A Matteo Renzi, nel momento in cui la sua leadership è contestata da un rifiuto di massa manifestatosi nel referendum del 4 dicembre, e l’organizzazione del consenso si è ridotta ad una confederazione elettorale, Bonaccini non può limitarsi ad offrire le dimissioni di qualche massone furbacchione o la denuncia a magistratura e Guardia di finanza di una decina di dipendenti dell’Ibc.

Ormai l’egemonia di Bologna è diventata quella dell’asso-pigliatutto. La Regione non può vivere senza poter contare su modelli di città metropolitana, aeroporti, centri fieristici, riorganizzazione dei dipartimenti universitari e delle specializzazioni, sviluppo dell’agricoltura circoscritti all’entroterra di Bologna. A pagare sono sempre  state Ferrara, Modena, Forlì, Ravenna, Cesena, Piacenza, in nome di una concezione arrogante e centralistica della politica, dell’economia e della cultura.

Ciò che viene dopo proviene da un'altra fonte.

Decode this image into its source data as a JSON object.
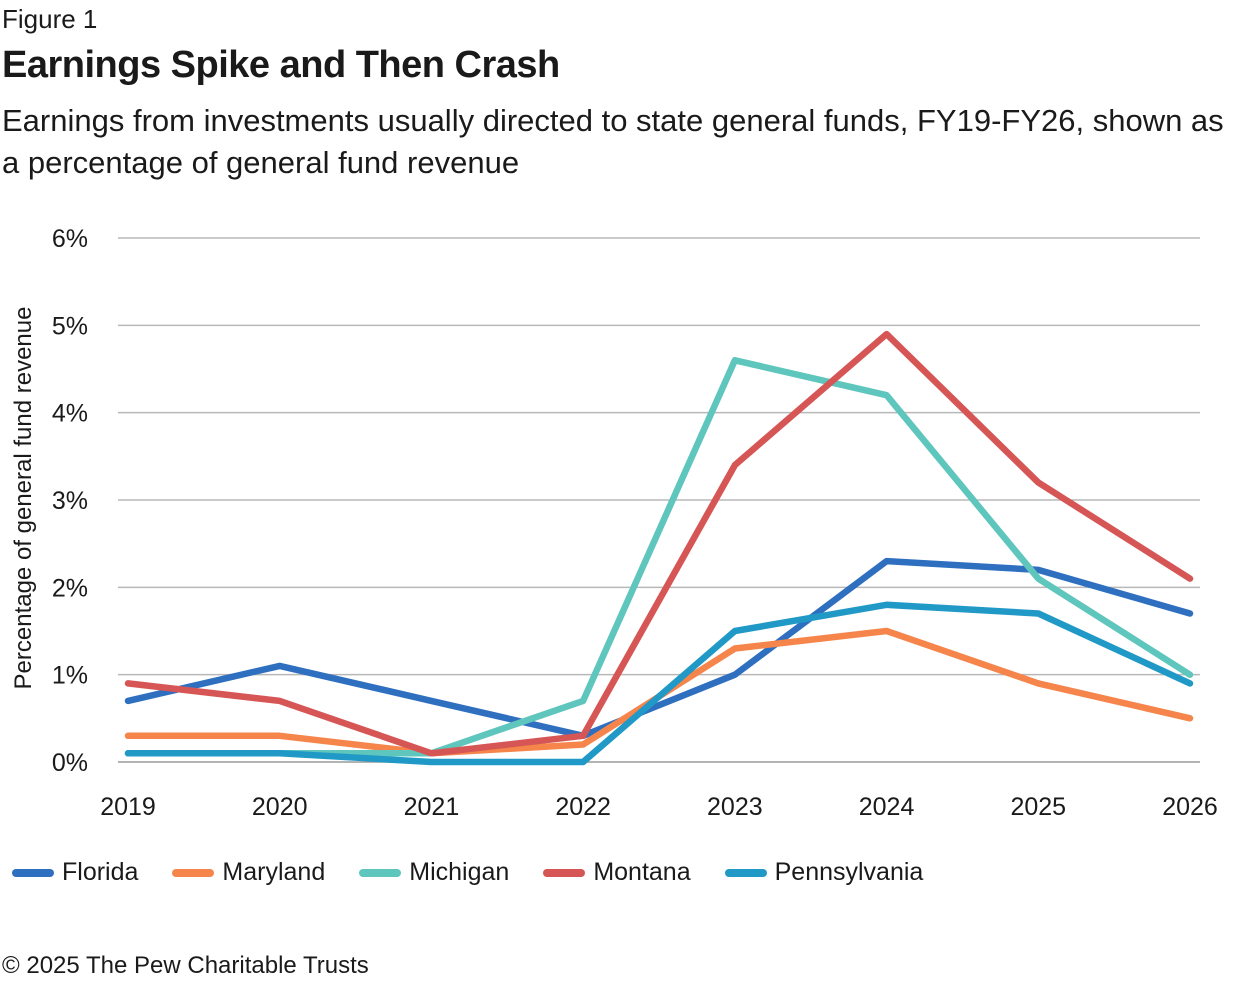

L’eredità dei comunisti è ormai una valore che ha un prezzo elettorale. Ma qual è il progetto politico, l’idea di futuro, il disegno di imprenditorialità e anche minimamente di gestione dell’esistente che Bonaccini e quanti come lui sentono il passato come un mucchio di macerie ingombrante e incombente, intendono consegnare a Renzi? 

La certezza che Orlando non sia un’alternativa e attiri artigiani della titubanza e del piccolo cabotaggio come il sindaco Merola, non basta proprio.